O Vazio de Boötes é a maior região cósmica de baixa matéria já observada. Possui entre 300 e 330 milhões de anos-luz de diâmetro e abriga pouquíssima galáxia visível. É uma porção do Universo extremamente vazia, cercada por aglomerados.

Foi identificado em 1981 pelo astrônomo Robert P. Kirshner e colegas, durante levantamentos de redshift. Localiza-se a cerca de 700 milhões de anos-luz da Terra, na direção da constelação Boötes, perto de grandes superaglomerados.

A origem do vazio está ligada à formação da rede cósmica. Ao longo do tempo, áreas densas atraíram matéria, enquanto regiões menos densas perderam conteúdo gravitacional, formando vazios conectados entre si.

Como resultado, o Boötes é visto como o maior vazio entre os vazios cósmicos, ocupando grande parte do volume observável. A presença dele ajuda a compreender a distribuição de galáxias no Universo.

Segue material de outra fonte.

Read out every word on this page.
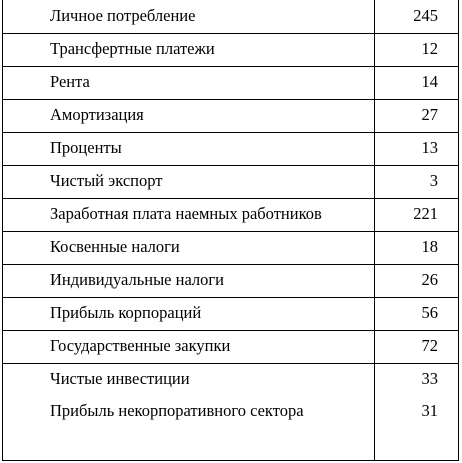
Личное потребление	245
Трансфертные платежи	12
Рента	14
Амортизация	27
Проценты	13
Чистый экспорт	3
Заработная плата наемных работников	221
Косвенные налоги	18
Индивидуальные налоги	26
Прибыль корпораций	56
Государственные закупки	72
Чистые инвестиции	33
Прибыль некорпоративного сектора	31
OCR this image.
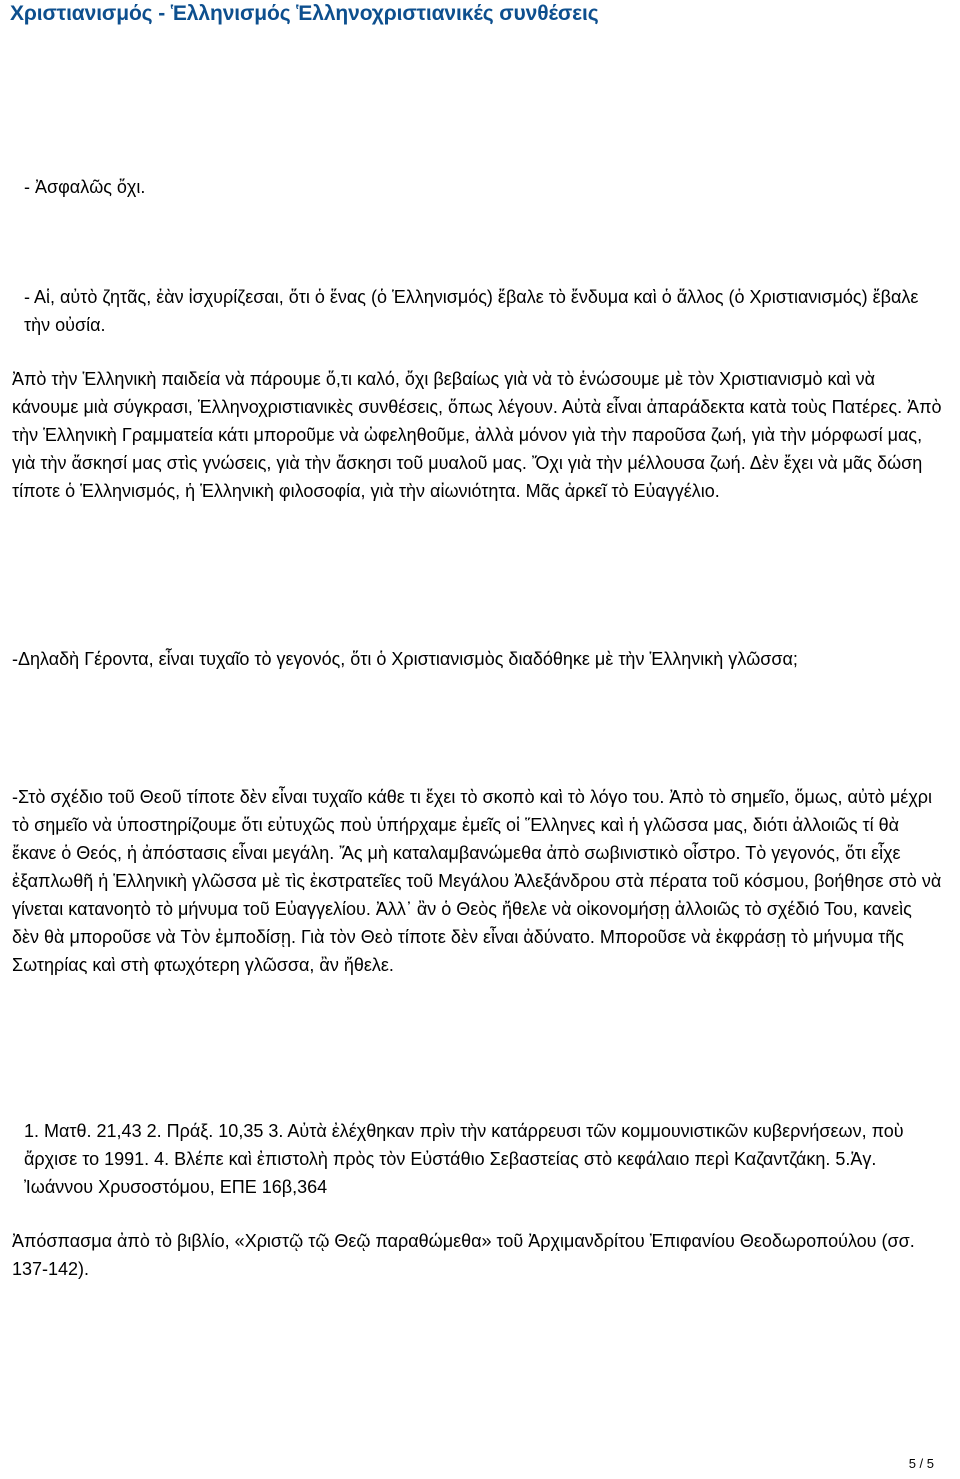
Χριστιανισμός - Ἑλληνισμός Ἑλληνοχριστιανικές συνθέσεις

- Ἀσφαλῶς ὄχι.

- Αἱ, αὐτὸ ζητᾶς, ἐὰν ἰσχυρίζεσαι, ὅτι ὁ ἕνας (ὁ Ἑλληνισμός) ἔβαλε τὸ ἔνδυμα καὶ ὁ ἄλλος (ὁ Χριστιανισμός) ἔβαλε τὴν οὐσία.

Ἀπὸ τὴν Ἑλληνικὴ παιδεία νὰ πάρουμε ὅ,τι καλό, ὄχι βεβαίως γιὰ νὰ τὸ ἑνώσουμε μὲ τὸν Χριστιανισμὸ καὶ νὰ κάνουμε μιὰ σύγκρασι, Ἑλληνοχριστιανικὲς συνθέσεις, ὅπως λέγουν. Αὐτὰ εἶναι ἀπαράδεκτα κατὰ τοὺς Πατέρες. Ἀπὸ τὴν Ἑλληνικὴ Γραμματεία κάτι μποροῦμε νὰ ὠφεληθοῦμε, ἀλλὰ μόνον γιὰ τὴν παροῦσα ζωή, γιὰ τὴν μόρφωσί μας, γιὰ τὴν ἄσκησί μας στὶς γνώσεις, γιὰ τὴν ἄσκησι τοῦ μυαλοῦ μας. Ὄχι γιὰ τὴν μέλλουσα ζωή. Δὲν ἔχει νὰ μᾶς δώση τίποτε ὁ Ἑλληνισμός, ἡ Ἑλληνικὴ φιλοσοφία, γιὰ τὴν αἰωνιότητα. Μᾶς ἀρκεῖ τὸ Εὐαγγέλιο.

-Δηλαδὴ Γέροντα, εἶναι τυχαῖο τὸ γεγονός, ὅτι ὁ Χριστιανισμὸς διαδόθηκε μὲ τὴν Ἑλληνικὴ γλῶσσα;

-Στὸ σχέδιο τοῦ Θεοῦ τίποτε δὲν εἶναι τυχαῖο κάθε τι ἔχει τὸ σκοπὸ καὶ τὸ λόγο του. Ἀπὸ τὸ σημεῖο, ὅμως, αὐτὸ μέχρι τὸ σημεῖο νὰ ὑποστηρίζουμε ὅτι εὐτυχῶς ποὺ ὑπήρχαμε ἐμεῖς οἱ Ἕλληνες καὶ ἡ γλῶσσα μας, διότι ἀλλοιῶς τί θὰ ἔκανε ὁ Θεός, ἡ ἀπόστασις εἶναι μεγάλη. Ἄς μὴ καταλαμβανώμεθα ἀπὸ σωβινιστικὸ οἶστρο. Τὸ γεγονός, ὅτι εἶχε ἐξαπλωθῆ ἡ Ἑλληνικὴ γλῶσσα μὲ τὶς ἐκστρατεῖες τοῦ Μεγάλου Ἀλεξάνδρου στὰ πέρατα τοῦ κόσμου, βοήθησε στὸ νὰ γίνεται κατανοητὸ τὸ μήνυμα τοῦ Εὐαγγελίου. Ἀλλ᾽ ἂν ὁ Θεὸς ἤθελε νὰ οἰκονομήσῃ ἀλλοιῶς τὸ σχέδιό Του, κανεὶς δὲν θὰ μποροῦσε νὰ Τὸν ἐμποδίσῃ. Γιὰ τὸν Θεὸ τίποτε δὲν εἶναι ἀδύνατο. Μποροῦσε νὰ ἐκφράσῃ τὸ μήνυμα τῆς Σωτηρίας καὶ στὴ φτωχότερη γλῶσσα, ἂν ἤθελε.

1. Ματθ. 21,43 2. Πράξ. 10,35 3. Αὐτὰ ἐλέχθηκαν πρὶν τὴν κατάρρευσι τῶν κομμουνιστικῶν κυβερνήσεων, ποὺ ἄρχισε το 1991. 4. Βλέπε καὶ ἐπιστολὴ πρὸς τὸν Εὐστάθιο Σεβαστείας στὸ κεφάλαιο περὶ Καζαντζάκη. 5.Ἁγ. Ἰωάννου Χρυσοστόμου, ΕΠΕ 16β,364

Ἀπόσπασμα ἀπὸ τὸ βιβλίο, «Χριστῷ τῷ Θεῷ παραθώμεθα» τοῦ Ἀρχιμανδρίτου Ἐπιφανίου Θεοδωροπούλου (σσ. 137-142).

5 / 5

A utilidade científica dos vazios é alta. Eles fornecem testes para o modelo cosmológico e ajudam a entender como as galáxias se formam sob condições de baixo ambiente de matéria.

Importância para a cosmologia

Observações de Boötes ajudam a refinar conceitos sobre a evolução em grande escala. Estudos de regiões vazias permitem mapear a ligação entre estruturas cósmicas e o papel da gravidade na formação de galáxias.